As the middle sibling of the Liang family, Liang Wei-ping is more domestic and less political than her elder sister, Liang Fang. Liang Wei-ping has a clear desire to take care of her family: she mends Father’s shirts to bring to him while he’s away for Thought Study, and when she must go to the countryside and leave Liang alone, she cleans the entire house, “even scrubb[ing] the walls” (146), and reinforces Liang’s clothes in places they might tear. She takes a photo of the family with her when she goes and leaves behind a note for Father reading, “I love you. I miss you” (147).
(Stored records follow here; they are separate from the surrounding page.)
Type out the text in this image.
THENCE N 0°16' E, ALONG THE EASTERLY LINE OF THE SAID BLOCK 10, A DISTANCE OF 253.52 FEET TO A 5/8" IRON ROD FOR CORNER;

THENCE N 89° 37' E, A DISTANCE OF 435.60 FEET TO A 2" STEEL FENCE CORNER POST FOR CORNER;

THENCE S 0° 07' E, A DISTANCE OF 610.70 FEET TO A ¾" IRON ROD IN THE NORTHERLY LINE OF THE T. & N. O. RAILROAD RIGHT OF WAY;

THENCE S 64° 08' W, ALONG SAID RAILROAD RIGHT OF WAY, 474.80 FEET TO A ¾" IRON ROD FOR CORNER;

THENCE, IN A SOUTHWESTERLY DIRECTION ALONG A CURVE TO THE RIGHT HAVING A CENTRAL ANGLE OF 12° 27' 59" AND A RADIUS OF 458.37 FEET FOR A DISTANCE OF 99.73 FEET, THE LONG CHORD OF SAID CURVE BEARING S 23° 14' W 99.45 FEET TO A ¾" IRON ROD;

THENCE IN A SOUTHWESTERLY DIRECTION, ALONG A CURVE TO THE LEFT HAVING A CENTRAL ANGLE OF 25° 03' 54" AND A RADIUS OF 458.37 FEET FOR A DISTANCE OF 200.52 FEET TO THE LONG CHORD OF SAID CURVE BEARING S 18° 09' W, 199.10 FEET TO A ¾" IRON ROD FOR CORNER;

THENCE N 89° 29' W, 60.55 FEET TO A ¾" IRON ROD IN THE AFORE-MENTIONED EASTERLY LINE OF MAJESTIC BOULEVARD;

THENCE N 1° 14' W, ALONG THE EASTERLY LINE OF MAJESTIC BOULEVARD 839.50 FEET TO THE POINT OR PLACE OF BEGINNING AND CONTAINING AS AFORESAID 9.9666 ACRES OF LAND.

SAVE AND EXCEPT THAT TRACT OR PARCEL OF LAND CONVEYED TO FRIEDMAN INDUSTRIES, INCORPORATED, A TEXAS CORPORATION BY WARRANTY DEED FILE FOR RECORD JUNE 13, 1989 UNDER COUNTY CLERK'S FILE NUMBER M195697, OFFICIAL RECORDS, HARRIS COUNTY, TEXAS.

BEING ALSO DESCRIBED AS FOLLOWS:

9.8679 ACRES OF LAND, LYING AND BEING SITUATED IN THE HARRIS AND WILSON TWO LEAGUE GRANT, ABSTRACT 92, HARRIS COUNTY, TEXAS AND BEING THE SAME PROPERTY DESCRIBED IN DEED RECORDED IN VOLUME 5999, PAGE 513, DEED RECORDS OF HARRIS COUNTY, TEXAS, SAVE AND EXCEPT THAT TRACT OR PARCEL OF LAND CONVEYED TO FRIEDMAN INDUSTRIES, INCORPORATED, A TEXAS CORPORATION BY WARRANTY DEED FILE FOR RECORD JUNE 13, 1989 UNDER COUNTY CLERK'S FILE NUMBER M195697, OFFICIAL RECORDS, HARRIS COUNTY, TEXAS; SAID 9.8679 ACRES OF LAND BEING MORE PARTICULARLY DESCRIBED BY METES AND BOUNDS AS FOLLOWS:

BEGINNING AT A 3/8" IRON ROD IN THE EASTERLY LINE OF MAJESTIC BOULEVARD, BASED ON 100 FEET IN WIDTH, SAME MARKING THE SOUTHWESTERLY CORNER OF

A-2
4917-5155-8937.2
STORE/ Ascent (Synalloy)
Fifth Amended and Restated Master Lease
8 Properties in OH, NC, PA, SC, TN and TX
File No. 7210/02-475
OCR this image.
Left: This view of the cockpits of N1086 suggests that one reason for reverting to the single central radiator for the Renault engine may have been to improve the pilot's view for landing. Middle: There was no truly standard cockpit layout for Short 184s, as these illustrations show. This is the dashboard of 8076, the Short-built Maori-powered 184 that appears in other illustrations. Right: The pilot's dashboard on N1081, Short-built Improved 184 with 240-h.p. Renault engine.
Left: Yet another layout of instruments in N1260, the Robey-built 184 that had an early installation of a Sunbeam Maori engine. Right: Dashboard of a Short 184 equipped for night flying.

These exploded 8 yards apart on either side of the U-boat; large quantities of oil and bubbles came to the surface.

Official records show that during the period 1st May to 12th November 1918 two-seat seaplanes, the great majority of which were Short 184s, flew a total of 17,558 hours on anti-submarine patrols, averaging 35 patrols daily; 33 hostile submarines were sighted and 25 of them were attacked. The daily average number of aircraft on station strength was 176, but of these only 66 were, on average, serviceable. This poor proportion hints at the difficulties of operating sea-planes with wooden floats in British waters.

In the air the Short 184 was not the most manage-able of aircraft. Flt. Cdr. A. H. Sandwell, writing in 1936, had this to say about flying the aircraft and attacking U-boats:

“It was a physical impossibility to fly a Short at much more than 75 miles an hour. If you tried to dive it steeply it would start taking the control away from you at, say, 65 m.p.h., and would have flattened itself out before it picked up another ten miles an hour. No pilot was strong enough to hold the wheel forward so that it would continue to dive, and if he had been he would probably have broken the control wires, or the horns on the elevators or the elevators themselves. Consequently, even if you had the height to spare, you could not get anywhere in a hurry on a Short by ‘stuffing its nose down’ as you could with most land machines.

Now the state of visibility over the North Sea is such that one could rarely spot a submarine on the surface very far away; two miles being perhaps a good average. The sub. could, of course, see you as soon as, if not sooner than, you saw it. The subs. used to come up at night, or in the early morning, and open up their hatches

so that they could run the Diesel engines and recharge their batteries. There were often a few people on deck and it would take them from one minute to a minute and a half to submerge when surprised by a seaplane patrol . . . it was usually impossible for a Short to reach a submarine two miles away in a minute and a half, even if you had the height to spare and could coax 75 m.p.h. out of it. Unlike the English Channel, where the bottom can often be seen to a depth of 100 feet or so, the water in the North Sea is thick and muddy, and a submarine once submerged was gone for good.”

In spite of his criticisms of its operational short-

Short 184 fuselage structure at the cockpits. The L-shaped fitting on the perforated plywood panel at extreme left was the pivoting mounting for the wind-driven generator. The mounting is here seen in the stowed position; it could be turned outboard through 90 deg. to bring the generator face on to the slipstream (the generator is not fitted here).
Life among the peasants, who resent the Educated Youth’s presence, is a “terrifying whirlpool” for her (200). Eventually, Liang Wei-ping is able to go to a small teachers’ college, where she is asked to stay and manage the chemistry laboratory, and she marries a hydroelectric engineer. Like her siblings, Liang Wei-ping has finally “found peace” (286).

Peng Ming

Peng Ming, Liang’s neighbor, is about eight years older than Liang, and a “hero” (102) to both Liang and his sisters. As a “confident, determined, brilliant” young man (102), Peng Ming naturally becomes a leader among the Revolutionary Rebels, both as a Red Guard guiding Liang’s team on the New Long March and as a student at the Central Institute of Music in Peking. Liang briefly stays with Peng Ming in Peking, where Peng Ming is so devoted to the Revolution that he “[does] everything with bloodshot eyes in an aura of emergency” (116). When Liang wonders why Peng Ming drives himself to such a state, Peng Ming says he “want[s] to collect experience” and “develop” himself (118). His words inspire Liang to do the same, and in fact Liang becomes a “collector of experiences” throughout the memoir.

Little Gao

Little Gao, a conductress Liang meets on the train to Shanghai, is Liang’s first serious love. Liang is first drawn to her “selflessness” (245), as she is working tirelessly to help another passenger. Liang appreciates the fact that she doesn’t distinguish between a “‘good’ and ‘bad’ background” (251), but her high-ranking father doesn’t share her opinion and demands his daughter stop seeing Liang, a factory worker and son of an intellectual. Little Gao does quite a bit for Liang, using her connections to open a “back door” into college for Liang, but after her father's denunciation, the two gradually grow apart. For Liang, the sad ending of this relationship represents yet another instance when “the old trap” of his tainted background destroys a chance at happiness (261).

Judy Shapiro

Judy Shapiro is a 25-year-old languages teacher at the Hunan Teachers’ College, where Liang is studying. She has two graduate degrees but is remarkably “unpretentious” (281) and determined to understand the true Chinese experience. When Liang tells Judy his story, she listens with “such sympathy, such horror, and such tenderness” (276), and the two soon fall in love and marry. Judy’s love gives Liang “confidence” so that he feels he can “take on the world” (277), and for the first time, he truly believes he’s a “human being” with “the right to be loved” (278). In addition to bringing him true love and happiness, marriage to Judy allows Liang to attend graduate school in the United States, opening his world in a way few Chinese youth of his generation will ever experience. As the coauthor of Son of the Revolution, Judy enables Liang to share his story—and the true story of the Cultural Revolution—with the world.